If you read more of Mr. Fredriksen's papers you can see that the distortion modeled as that of a weakly non-linear system with no discontinuities matches reality fairly well. This means the THD and IMD are both predictable and directly related. Of course this alone would not meet NIST standards.

OTOH we ARE wrong because we have not taken into account the diaphragm displacement. The net displacement caused by the 13K and 14K is small compared to 1k so one of the tones must exercise the diaphragm at a low frequency for a valid test.
 
Please keep in mind B&K are focusing on level. Measuring distortion has not been a top priority. It's valid in terms of knowing the accuracy and uncertainty of the level measurements. There seems to be little interest below 1% in those circles because it won't degrade accuracy of level.

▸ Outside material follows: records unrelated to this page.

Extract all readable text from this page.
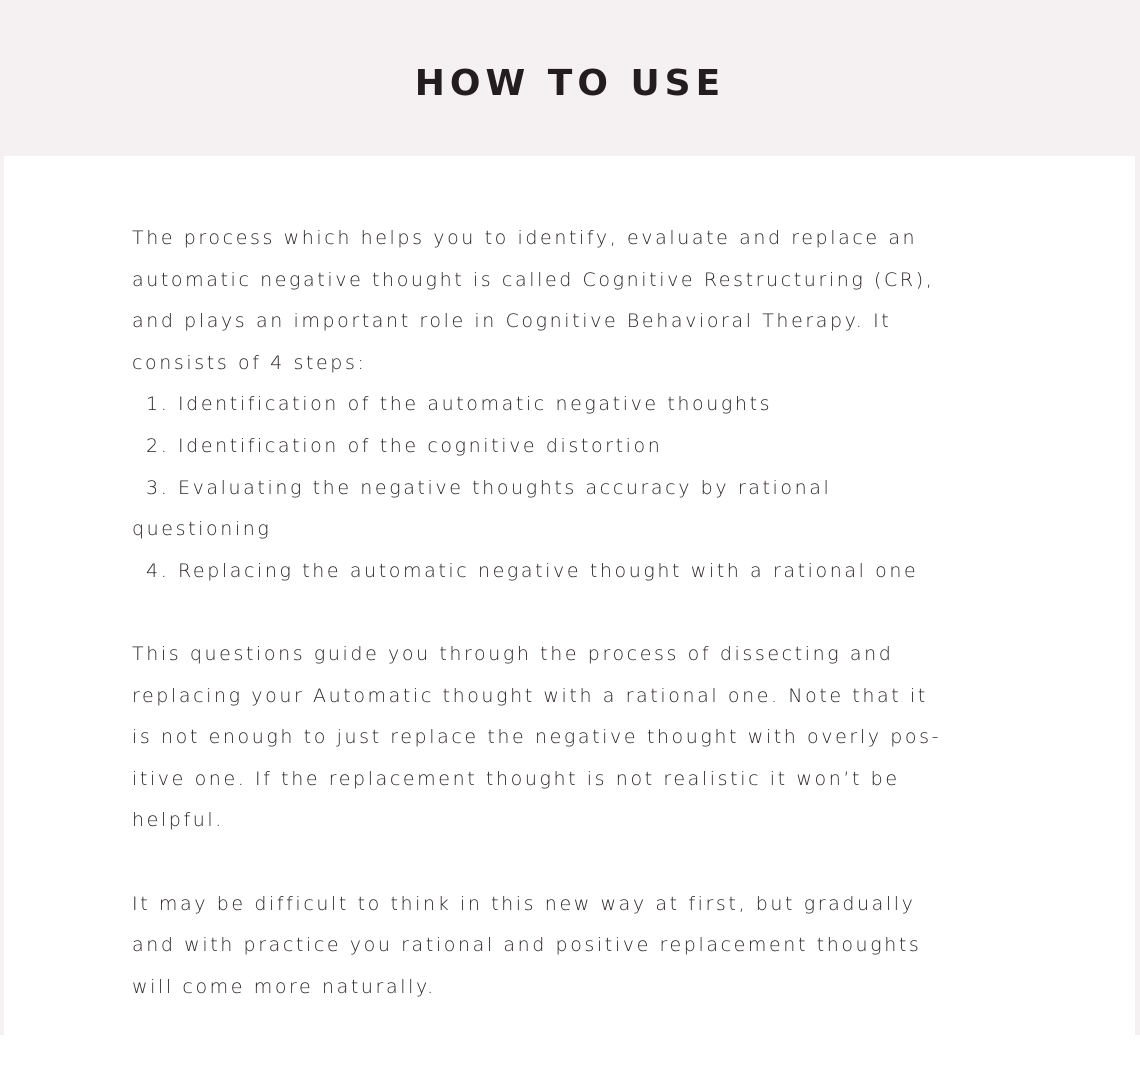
HOW TO USE
The process which helps you to identify, evaluate and replace an
automatic negative thought is called Cognitive Restructuring (CR),
and plays an important role in Cognitive Behavioral Therapy. It
consists of 4 steps:
1. Identification of the automatic negative thoughts
2. Identification of the cognitive distortion
3. Evaluating the negative thoughts accuracy by rational
questioning
4. Replacing the automatic negative thought with a rational one
This questions guide you through the process of dissecting and
replacing your Automatic thought with a rational one. Note that it
is not enough to just replace the negative thought with overly pos-
itive one. If the replacement thought is not realistic it won’t be
helpful.
It may be difficult to think in this new way at first, but gradually
and with practice you rational and positive replacement thoughts
will come more naturally.
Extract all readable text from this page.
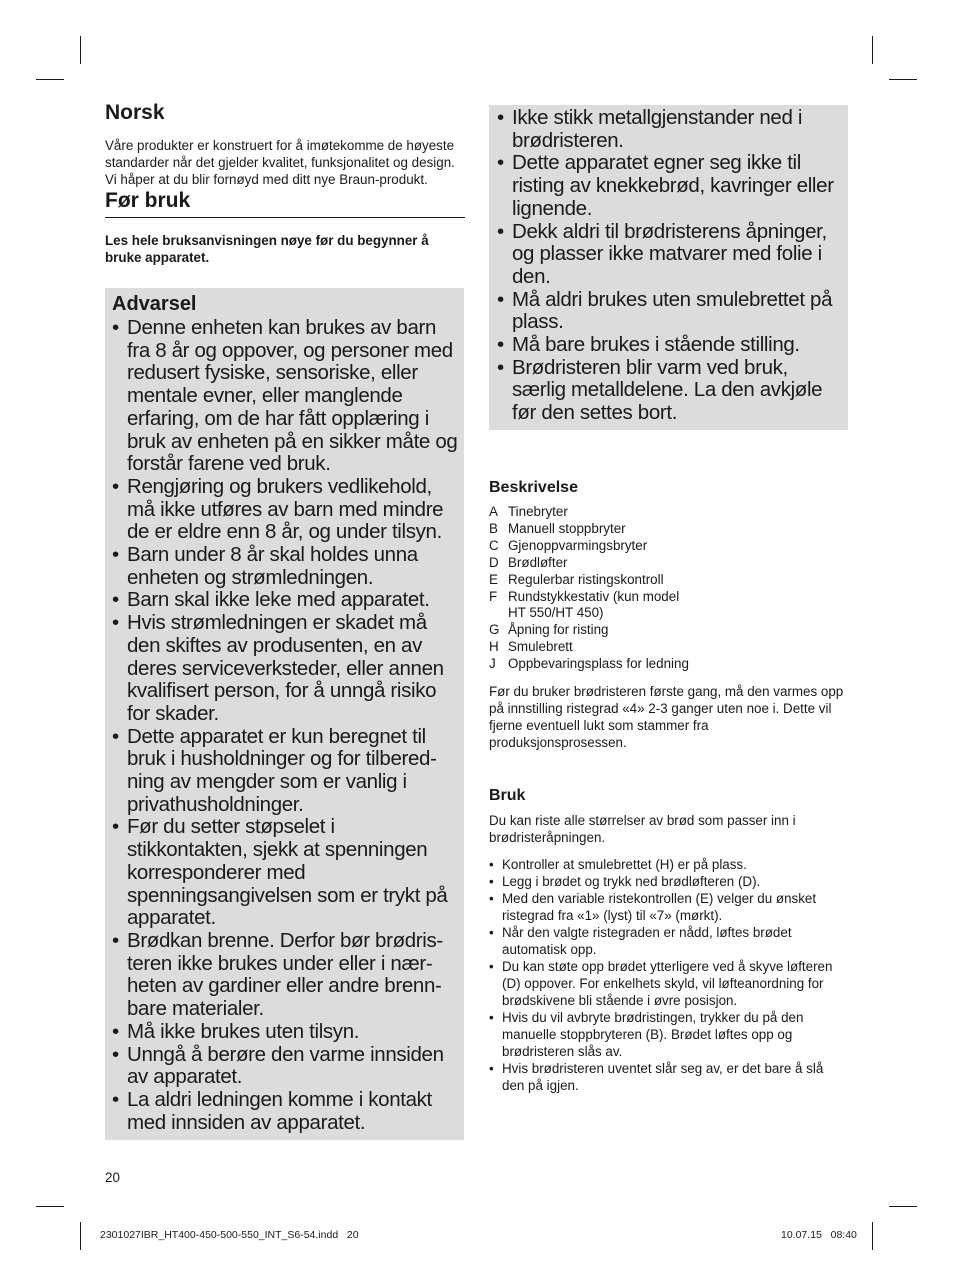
Norsk

Våre produkter er konstruert for å imøtekomme de høyeste standarder når det gjelder kvalitet, funksjonalitet og design. Vi håper at du blir fornøyd med ditt nye Braun-produkt.

Før bruk

Les hele bruksanvisningen nøye før du begynner å bruke apparatet.

Advarsel
• Denne enheten kan brukes av barn fra 8 år og oppover, og personer med redusert fysiske, sensoriske, eller mentale evner, eller manglende erfaring, om de har fått opplæring i bruk av enheten på en sikker måte og forstår farene ved bruk.
• Rengjøring og brukers vedlikehold, må ikke utføres av barn med mindre de er eldre enn 8 år, og under tilsyn.
• Barn under 8 år skal holdes unna enheten og strømledningen.
• Barn skal ikke leke med apparatet.
• Hvis strømledningen er skadet må den skiftes av produsenten, en av deres serviceverksteder, eller annen kvalifisert person, for å unngå risiko for skader.
• Dette apparatet er kun beregnet til bruk i husholdninger og for tilbered-ning av mengder som er vanlig i privathusholdninger.
• Før du setter støpselet i stikkontakten, sjekk at spenningen korresponderer med spenningsangivelsen som er trykt på apparatet.
• Brødkan brenne. Derfor bør brødris-teren ikke brukes under eller i nær-heten av gardiner eller andre brenn-bare materialer.
• Må ikke brukes uten tilsyn.
• Unngå å berøre den varme innsiden av apparatet.
• La aldri ledningen komme i kontakt med innsiden av apparatet.
• Ikke stikk metallgjenstander ned i brødristeren.
• Dette apparatet egner seg ikke til risting av knekkebrød, kavringer eller lignende.
• Dekk aldri til brødristerens åpninger, og plasser ikke matvarer med folie i den.
• Må aldri brukes uten smulebrettet på plass.
• Må bare brukes i stående stilling.
• Brødristeren blir varm ved bruk, særlig metalldelene. La den avkjøle før den settes bort.
Beskrivelse
A Tinebryter
B Manuell stoppbryter
C Gjenoppvarmingsbryter
D Brødløfter
E Regulerbar ristingskontroll
F Rundstykkestativ (kun model HT 550/HT 450)
G Åpning for risting
H Smulebrett
J Oppbevaringsplass for ledning

Før du bruker brødristeren første gang, må den varmes opp på innstilling ristegrad «4» 2-3 ganger uten noe i. Dette vil fjerne eventuell lukt som stammer fra produksjonsprosessen.

Bruk

Du kan riste alle størrelser av brød som passer inn i brødristeråpningen.

• Kontroller at smulebrettet (H) er på plass.
• Legg i brødet og trykk ned brødløfteren (D).
• Med den variable ristekontrollen (E) velger du ønsket ristegrad fra «1» (lyst) til «7» (mørkt).
• Når den valgte ristegraden er nådd, løftes brødet automatisk opp.
• Du kan støte opp brødet ytterligere ved å skyve løfteren (D) oppover. For enkelhets skyld, vil løfteanordning for brødskivene bli stående i øvre posisjon.
• Hvis du vil avbryte brødristingen, trykker du på den manuelle stoppbryteren (B). Brødet løftes opp og brødristeren slås av.
• Hvis brødristeren uventet slår seg av, er det bare å slå den på igjen.
20
2301027IBR_HT400-450-500-550_INT_S6-54.indd   20	10.07.15   08:40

Maybe there is a way to create a predistorted signal to remove driver distortion for measurement purposes. Since the distortion is level related physical displacement can be used to separate source and receiver contributions?
 
OTOH we ARE wrong because we have not taken into account the diaphragm displacement. The net displacement caused by the 13K and 14K is small compared to 1k so one of the tones must exercise the diaphragm at a low frequency for a valid test.

I think we can check it, however, please take into account that for the 13 and 14kHz test with two sources their intrinsic harmonic distortion appears >= 26kHz, so it does not fall into audio measurement range. If we use, e.g., 4kHz and 13kHz, we shall have intrinsic H2, H3, H4 and H5 of the source playing 4kHz. However, difference tone 13-4 would be 9kHz which is a non-harmonic frequency of the 4kHz, and its level should reflect microphone distortion. Maybe worth trying, as a next step.
 
Both no? Way to many people on this site believe they can hear things that they cant. So first we must prove theres an audible difference, then we try to explain why, and then we talk about preference. Not the other way around. Sure ABx isnt perfect, but its better than sighted.